Бой окончился уже после того, как стемнело. Уильям узнал об этом от принесшего ему ужин солдата, к тому же он услышал оживление в лагере: вернувшиеся солдаты принялись разоружаться и искать еду. Ни грана привычной расслабленности, что нисходила на лагерь после заката, – все, и в том числе Уильям, были возбуждены и беспокойны.
Болела голова, чесались швы – кто-то зашил ему раны, пока он был без сознания. Дядя Хэл не возвращался, а солдат сказал лишь, что американцев не победили, но зато все три части армии Клинтона успели отойти, пусть и со значительными потерями.
Откровенно говоря, Уильяму больше не хотелось никаких новостей. Ему еще придется расплачиваться за то, что он проигнорировал приказ сэра Генри – разве что сэр Генри будет слишком занят и не обратит на это внимания…
Заслышав шаги, он сел. Беспокойство тут же улеглось, когда, откинув полог, на пороге палатки возник его отец… Точнее, лорд Джон. Он казался удивительно маленьким, даже хрупким. Хромая, он медленно вошел в круг света, и Уильям увидел повязку на его голове, левую руку в самодельной перевязи… и стертые до крови ноги.
– Ты…
– Я в порядке, – перебил Уильяма лорд Джон и слабо улыбнулся, хотя лицо его было бледным и изможденным. – Все хорошо, Уилли. Ты жив, и все хорошо.
Отец покачивался, вытянув вперед руку, чтобы удержать равновесие. Не найдя, за что схватиться, он опустил руку и выпрямился. Голос его был хриплым, но покрасневший глаз смотрел… с нежностью. Уильям сглотнул.
– Если нам есть что сказать друг другу, Уилли – а это так, – давай подождем до завтра. Пожалуйста. Я… – Не договорив, он слабо махнул рукой.
В горле у Уильяма стоял ком. Он кивнул и обеими руками вцепился в матрас. Отец тоже кивнул, глубоко вздохнул и повернулся к выходу. Там стоял дядя Хэл, хмуро и взволнованно глядевший на брата.
У Уильяма екнуло сердце.
– Папа!
Отец резко остановился и посмотрел на него через плечо.
– Я рад, что ты не умер! – выпалил Уильям.
На уставшем лице отца расцвела улыбка.
– Я тоже этому рад.
Йен шел прочь от лагеря англичан, не оглядываясь.

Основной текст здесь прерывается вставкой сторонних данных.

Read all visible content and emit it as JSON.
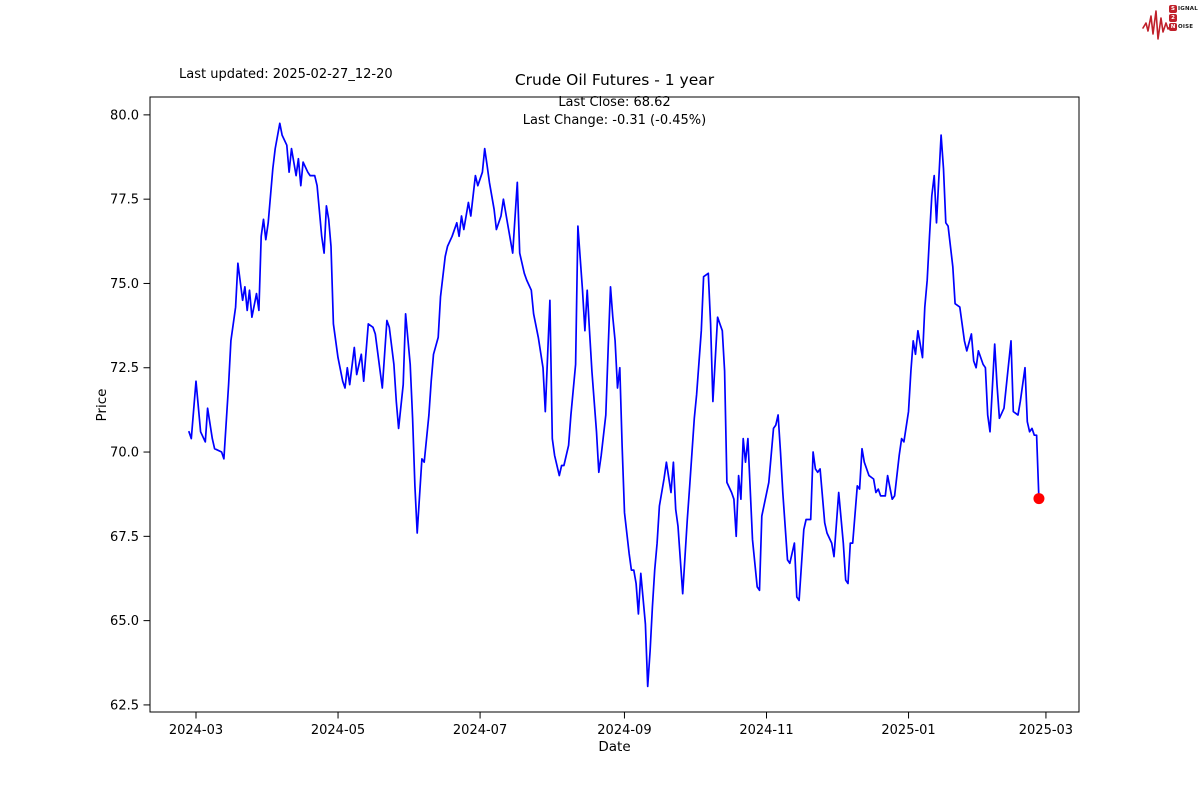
{
  "logo": {
    "rows": [
      {
        "boxed": "S",
        "rest": "IGNAL"
      },
      {
        "boxed": "2",
        "rest": ""
      },
      {
        "boxed": "N",
        "rest": "OISE"
      }
    ],
    "accent_color": "#c0202a"
  },
  "header": {
    "last_updated": "Last updated: 2025-02-27_12-20",
    "title": "Crude Oil Futures - 1 year"
  },
  "annotation": {
    "line1": "Last Close: 68.62",
    "line2": "Last Change: -0.31 (-0.45%)"
  },
  "chart_data": {
    "type": "line",
    "title": "Crude Oil Futures - 1 year",
    "xlabel": "Date",
    "ylabel": "Price",
    "grid": false,
    "line_color": "#0000ff",
    "last_point_color": "#ff0000",
    "frame_color": "#000000",
    "last_close": 68.62,
    "last_change": -0.31,
    "last_change_pct": "-0.45%",
    "ylim": [
      62.29,
      80.53
    ],
    "xlim_days": [
      -19.75,
      379.2
    ],
    "y_ticks": [
      {
        "label": "80.0",
        "value": 80.0
      },
      {
        "label": "77.5",
        "value": 77.5
      },
      {
        "label": "75.0",
        "value": 75.0
      },
      {
        "label": "72.5",
        "value": 72.5
      },
      {
        "label": "70.0",
        "value": 70.0
      },
      {
        "label": "67.5",
        "value": 67.5
      },
      {
        "label": "65.0",
        "value": 65.0
      },
      {
        "label": "62.5",
        "value": 62.5
      }
    ],
    "x_ticks": [
      {
        "label": "2024-03",
        "day": 0
      },
      {
        "label": "2024-05",
        "day": 61
      },
      {
        "label": "2024-07",
        "day": 122
      },
      {
        "label": "2024-09",
        "day": 184
      },
      {
        "label": "2024-11",
        "day": 245
      },
      {
        "label": "2025-01",
        "day": 306
      },
      {
        "label": "2025-03",
        "day": 365
      }
    ],
    "x_epoch": "2024-03-01",
    "series": [
      {
        "name": "Crude Oil Futures",
        "points": [
          [
            -3,
            70.6
          ],
          [
            -2,
            70.4
          ],
          [
            0,
            72.1
          ],
          [
            2,
            70.6
          ],
          [
            4,
            70.3
          ],
          [
            5,
            71.3
          ],
          [
            7,
            70.4
          ],
          [
            8,
            70.1
          ],
          [
            11,
            70.0
          ],
          [
            12,
            69.8
          ],
          [
            14,
            72.0
          ],
          [
            15,
            73.3
          ],
          [
            17,
            74.3
          ],
          [
            18,
            75.6
          ],
          [
            20,
            74.5
          ],
          [
            21,
            74.9
          ],
          [
            22,
            74.2
          ],
          [
            23,
            74.8
          ],
          [
            24,
            74.0
          ],
          [
            26,
            74.7
          ],
          [
            27,
            74.2
          ],
          [
            28,
            76.4
          ],
          [
            29,
            76.9
          ],
          [
            30,
            76.3
          ],
          [
            31,
            76.8
          ],
          [
            33,
            78.4
          ],
          [
            34,
            79.0
          ],
          [
            36,
            79.75
          ],
          [
            37,
            79.4
          ],
          [
            39,
            79.1
          ],
          [
            40,
            78.3
          ],
          [
            41,
            79.0
          ],
          [
            43,
            78.2
          ],
          [
            44,
            78.7
          ],
          [
            45,
            77.9
          ],
          [
            46,
            78.6
          ],
          [
            48,
            78.3
          ],
          [
            49,
            78.2
          ],
          [
            51,
            78.2
          ],
          [
            52,
            77.9
          ],
          [
            54,
            76.4
          ],
          [
            55,
            75.9
          ],
          [
            56,
            77.3
          ],
          [
            57,
            76.9
          ],
          [
            58,
            76.1
          ],
          [
            59,
            73.8
          ],
          [
            61,
            72.8
          ],
          [
            63,
            72.1
          ],
          [
            64,
            71.9
          ],
          [
            65,
            72.5
          ],
          [
            66,
            72.0
          ],
          [
            68,
            73.1
          ],
          [
            69,
            72.3
          ],
          [
            71,
            72.9
          ],
          [
            72,
            72.1
          ],
          [
            74,
            73.8
          ],
          [
            76,
            73.7
          ],
          [
            77,
            73.5
          ],
          [
            80,
            71.9
          ],
          [
            82,
            73.9
          ],
          [
            83,
            73.7
          ],
          [
            85,
            72.6
          ],
          [
            86,
            71.5
          ],
          [
            87,
            70.7
          ],
          [
            89,
            72.0
          ],
          [
            90,
            74.1
          ],
          [
            92,
            72.6
          ],
          [
            93,
            71.0
          ],
          [
            94,
            69.0
          ],
          [
            95,
            67.6
          ],
          [
            97,
            69.8
          ],
          [
            98,
            69.7
          ],
          [
            100,
            71.1
          ],
          [
            101,
            72.1
          ],
          [
            102,
            72.9
          ],
          [
            104,
            73.4
          ],
          [
            105,
            74.6
          ],
          [
            107,
            75.8
          ],
          [
            108,
            76.1
          ],
          [
            110,
            76.4
          ],
          [
            112,
            76.8
          ],
          [
            113,
            76.4
          ],
          [
            114,
            77.0
          ],
          [
            115,
            76.6
          ],
          [
            117,
            77.4
          ],
          [
            118,
            77.0
          ],
          [
            120,
            78.2
          ],
          [
            121,
            77.9
          ],
          [
            123,
            78.3
          ],
          [
            124,
            79.0
          ],
          [
            125,
            78.5
          ],
          [
            126,
            78.0
          ],
          [
            128,
            77.2
          ],
          [
            129,
            76.6
          ],
          [
            131,
            77.0
          ],
          [
            132,
            77.5
          ],
          [
            134,
            76.7
          ],
          [
            136,
            75.9
          ],
          [
            138,
            78.0
          ],
          [
            139,
            75.9
          ],
          [
            141,
            75.3
          ],
          [
            142,
            75.1
          ],
          [
            144,
            74.8
          ],
          [
            145,
            74.1
          ],
          [
            147,
            73.4
          ],
          [
            149,
            72.5
          ],
          [
            150,
            71.2
          ],
          [
            152,
            74.5
          ],
          [
            153,
            70.4
          ],
          [
            154,
            69.9
          ],
          [
            156,
            69.3
          ],
          [
            157,
            69.6
          ],
          [
            158,
            69.6
          ],
          [
            160,
            70.2
          ],
          [
            161,
            71.1
          ],
          [
            163,
            72.6
          ],
          [
            164,
            76.7
          ],
          [
            166,
            74.8
          ],
          [
            167,
            73.6
          ],
          [
            168,
            74.8
          ],
          [
            169,
            73.6
          ],
          [
            170,
            72.4
          ],
          [
            172,
            70.6
          ],
          [
            173,
            69.4
          ],
          [
            174,
            69.9
          ],
          [
            176,
            71.1
          ],
          [
            177,
            73.1
          ],
          [
            178,
            74.9
          ],
          [
            179,
            74.0
          ],
          [
            180,
            73.3
          ],
          [
            181,
            71.9
          ],
          [
            182,
            72.5
          ],
          [
            183,
            70.2
          ],
          [
            184,
            68.2
          ],
          [
            186,
            67.0
          ],
          [
            187,
            66.5
          ],
          [
            188,
            66.5
          ],
          [
            189,
            66.1
          ],
          [
            190,
            65.2
          ],
          [
            191,
            66.4
          ],
          [
            193,
            64.9
          ],
          [
            194,
            63.05
          ],
          [
            195,
            64.1
          ],
          [
            196,
            65.4
          ],
          [
            197,
            66.5
          ],
          [
            198,
            67.3
          ],
          [
            199,
            68.4
          ],
          [
            201,
            69.2
          ],
          [
            202,
            69.7
          ],
          [
            204,
            68.8
          ],
          [
            205,
            69.7
          ],
          [
            206,
            68.3
          ],
          [
            207,
            67.8
          ],
          [
            209,
            65.8
          ],
          [
            211,
            68.0
          ],
          [
            212,
            69.0
          ],
          [
            214,
            71.0
          ],
          [
            215,
            71.7
          ],
          [
            217,
            73.6
          ],
          [
            218,
            75.2
          ],
          [
            220,
            75.3
          ],
          [
            221,
            73.8
          ],
          [
            222,
            71.5
          ],
          [
            224,
            74.0
          ],
          [
            225,
            73.8
          ],
          [
            226,
            73.6
          ],
          [
            227,
            72.4
          ],
          [
            228,
            69.1
          ],
          [
            230,
            68.8
          ],
          [
            231,
            68.6
          ],
          [
            232,
            67.5
          ],
          [
            233,
            69.3
          ],
          [
            234,
            68.6
          ],
          [
            235,
            70.4
          ],
          [
            236,
            69.7
          ],
          [
            237,
            70.4
          ],
          [
            238,
            68.9
          ],
          [
            239,
            67.4
          ],
          [
            241,
            66.0
          ],
          [
            242,
            65.9
          ],
          [
            243,
            68.1
          ],
          [
            246,
            69.1
          ],
          [
            248,
            70.7
          ],
          [
            249,
            70.8
          ],
          [
            250,
            71.1
          ],
          [
            251,
            70.0
          ],
          [
            252,
            68.8
          ],
          [
            254,
            66.8
          ],
          [
            255,
            66.7
          ],
          [
            257,
            67.3
          ],
          [
            258,
            65.7
          ],
          [
            259,
            65.6
          ],
          [
            261,
            67.7
          ],
          [
            262,
            68.0
          ],
          [
            264,
            68.0
          ],
          [
            265,
            70.0
          ],
          [
            266,
            69.5
          ],
          [
            267,
            69.4
          ],
          [
            268,
            69.5
          ],
          [
            270,
            67.9
          ],
          [
            271,
            67.6
          ],
          [
            273,
            67.3
          ],
          [
            274,
            66.9
          ],
          [
            276,
            68.8
          ],
          [
            278,
            67.3
          ],
          [
            279,
            66.2
          ],
          [
            280,
            66.1
          ],
          [
            281,
            67.3
          ],
          [
            282,
            67.3
          ],
          [
            284,
            69.0
          ],
          [
            285,
            68.9
          ],
          [
            286,
            70.1
          ],
          [
            287,
            69.7
          ],
          [
            289,
            69.3
          ],
          [
            291,
            69.2
          ],
          [
            292,
            68.8
          ],
          [
            293,
            68.9
          ],
          [
            294,
            68.7
          ],
          [
            296,
            68.7
          ],
          [
            297,
            69.3
          ],
          [
            299,
            68.6
          ],
          [
            300,
            68.7
          ],
          [
            302,
            69.9
          ],
          [
            303,
            70.4
          ],
          [
            304,
            70.3
          ],
          [
            306,
            71.2
          ],
          [
            307,
            72.4
          ],
          [
            308,
            73.3
          ],
          [
            309,
            72.9
          ],
          [
            310,
            73.6
          ],
          [
            312,
            72.8
          ],
          [
            313,
            74.3
          ],
          [
            314,
            75.1
          ],
          [
            315,
            76.4
          ],
          [
            316,
            77.6
          ],
          [
            317,
            78.2
          ],
          [
            318,
            76.8
          ],
          [
            320,
            79.4
          ],
          [
            321,
            78.4
          ],
          [
            322,
            76.8
          ],
          [
            323,
            76.7
          ],
          [
            325,
            75.5
          ],
          [
            326,
            74.4
          ],
          [
            328,
            74.3
          ],
          [
            329,
            73.8
          ],
          [
            330,
            73.3
          ],
          [
            331,
            73.0
          ],
          [
            333,
            73.5
          ],
          [
            334,
            72.7
          ],
          [
            335,
            72.5
          ],
          [
            336,
            73.0
          ],
          [
            338,
            72.6
          ],
          [
            339,
            72.5
          ],
          [
            340,
            71.1
          ],
          [
            341,
            70.6
          ],
          [
            343,
            73.2
          ],
          [
            344,
            72.0
          ],
          [
            345,
            71.0
          ],
          [
            347,
            71.3
          ],
          [
            350,
            73.3
          ],
          [
            351,
            71.2
          ],
          [
            353,
            71.1
          ],
          [
            354,
            71.5
          ],
          [
            356,
            72.5
          ],
          [
            357,
            70.9
          ],
          [
            358,
            70.6
          ],
          [
            359,
            70.7
          ],
          [
            360,
            70.5
          ],
          [
            361,
            70.5
          ],
          [
            362,
            68.62
          ]
        ]
      }
    ]
  }
}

Вокруг медленно дышала ночь. Он словно оказался заперт в огромном сердце, чьи толстые стенки то сдавливали его, не давая вздохнуть, то расходились в стороны, оставляя его почти невесомым.
Лорд Джон предложил, чтобы рану Йена осмотрел армейский хирург, однако Йен не мог остаться. Он должен найти Рэйчел и дядю Джейми. От лошади он тоже отказался, боясь, что не удержится в седле. Уж лучше пешком.
Он шел вполне уверенно, хотя и признавал, что чувствует себя не очень хорошо. Руки еще дрожали после нанесенного смертельного удара. Он зародился внутри и до сих пор эхом отдавался в теле, будто не имея возможности выйти. Ладно, вскоре это пройдет – Йен не в первый раз убивает, правда, последний раз это случилось давно, а подобной ярости он не испытывал и того дольше.
Кого же он убил перед этим индейцем? Память молчала. Йен слышал, видел и осязал, но эти чувства не вполне увязывались с тем, что он испытывал. Войска до сих пор возвращались в лагерь. Видимо, с наступлением темноты битва прекратилась, и солдаты шли домой. Они так шумели! Жестяные кружки и фляжки бились о патронташи, их звон долго еще стоял в ушах Йена, а далекие лагерные костры мешались с вьющимися вокруг светлячками.
Шотландский надсмотрщик. В Саратоге. Его лицо внезапно всплыло в памяти, а тело вспомнило ощущение от удара. Яростный тычок ножом под ребра, прямо в почку. Когда жизнь мужчины замерла, а потом оборвалась, в теле Йена возникло странное всеобъемлющее напряжение.
Чувствуют ли что-то подобное мясники, убивая животных? Йен испытывал эхо подобных ощущений, когда перерезал горло оленю – и не чувствовал ничего, сворачивая шею курице или разбивая череп кунице.
– Или ты просто привык к этому, – сказал он вслух и сам себе возразил: – Лучше бы не привыкал. Это плохо для твоей души, a bhalaich.
– Плохо. Но это происходит, когда убиваешь руками, так ведь? А вот при убийстве из ружья или лука такого нет, правда?
– Ну, не знаю, не знаю. Иногда я задумываюсь – а есть ли для убитого тобой та же разница, что и для тебя?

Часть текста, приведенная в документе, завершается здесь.